Emergency services spent about 116 hours rescuing four people buried under rubble in several cities in Turkey following the earthquakes recorded on Monday.
Using thermographic cameras and listening devices, a search and rescue team of volunteers has found a woman under the ruins of a building in the southern city of Antioquia, Turkey’s state news agency Anatolia said.
After hours of work, Turkish emergency services, with the help of volunteers and staff from non-governmental organizations, managed to open a corridor to extract the woman, who was later transferred to a nearby medical center.

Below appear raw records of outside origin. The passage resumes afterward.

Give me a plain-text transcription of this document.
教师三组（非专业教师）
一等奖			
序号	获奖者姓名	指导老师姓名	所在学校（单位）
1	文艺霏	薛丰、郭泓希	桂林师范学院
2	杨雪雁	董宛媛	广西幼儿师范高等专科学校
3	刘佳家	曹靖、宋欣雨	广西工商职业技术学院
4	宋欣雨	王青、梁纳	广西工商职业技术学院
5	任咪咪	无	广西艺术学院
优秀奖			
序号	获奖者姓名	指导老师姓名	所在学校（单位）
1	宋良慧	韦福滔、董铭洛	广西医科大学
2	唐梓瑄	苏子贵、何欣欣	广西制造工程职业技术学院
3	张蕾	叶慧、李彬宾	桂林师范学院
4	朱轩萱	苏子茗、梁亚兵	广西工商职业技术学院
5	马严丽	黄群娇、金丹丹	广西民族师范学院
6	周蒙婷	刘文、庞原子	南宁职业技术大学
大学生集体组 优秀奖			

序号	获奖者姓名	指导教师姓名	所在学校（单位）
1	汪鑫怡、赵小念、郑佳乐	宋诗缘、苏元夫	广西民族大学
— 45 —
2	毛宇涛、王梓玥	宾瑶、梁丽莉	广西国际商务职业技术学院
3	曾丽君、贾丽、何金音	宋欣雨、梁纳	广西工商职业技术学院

In the city of Kahramanmaras (southeast), close to the epicenter of the earthquakes, an Israeli search and rescue team managed to save Ridvan Cakiroglu, eight years old, who was taken to hospital by ambulance.
Just two hours earlier, two people, one of whom was disabled, according to Anatolia, had been rescued from the ruins of an apartment building in the city of Gaziantep (southern center).
The rescue team consisted of agents of the Turkish security forces and a group of miners, who after three hours of work managed to reach the survivors, who were later taken to a hospital.
The Emergency and Disaster Management Authority, under Turkey’s Interior Ministry, said about 160,000 members of search and rescue teams – including international teams and NGOs – are working in the affected areas.
The Portuguese team sent to Turkey is already carrying out search and rescue missions after the country’s recorded earthquake, Interior Minister José Luís Carneiro said on Friday.
A team of 53 members of civil defence, the GNR and the emergency medical service left for Turkey on Wednesday with search and rescue equipment to support search and rescue efforts.
The mission is expected to last 10 to 15 days, but could be extended depending on what the team finds on the ground and depending on Portuguese foreign policy, the president of the National Authority for Emergencies and Civil Protection said this week.
The balance rises to more than 24,000 dead
More than 24,000 people have died as a result of the violent earthquake that hit southern Turkey and Syria on Monday, according to official figures released on Saturday.
According to Afad, a Turkish aid agency, 20,665 bodies have been recovered from the rubble in Turkey so far and 3,553 bodies have been counted in Syria, according to an official balance sheet.
These figures bring the total number of deaths in the two countries to 24,218 from a magnitude 7.8 earthquake, which was followed by several aftershocks, one of which measured 7.5.
Hopes of finding more survivors are dwindling by the minute and rescue work has already halted in some areas as teams begin clearing debris.
UN Under-Secretary-General for Humanitarian Affairs and Emergency Relief Coordinator, Martin Griffiths, announced this Saturday a special donation of $25 million (€23.3 million) to bolster aid efforts in Syria.
The funds, which come from the United Nations Central Emergency Response Fund, will seek to meet the most urgent needs of the hundreds of thousands of people affected by the earthquakes, the UN said in a statement.
Griffiths is in Gaziantep, in southern Turkey, and will travel to Aleppo, in northwestern Syria, on Sunday.
The Syrian government announced on Friday that it will accept international aid sent to rebel-held areas from areas under their control.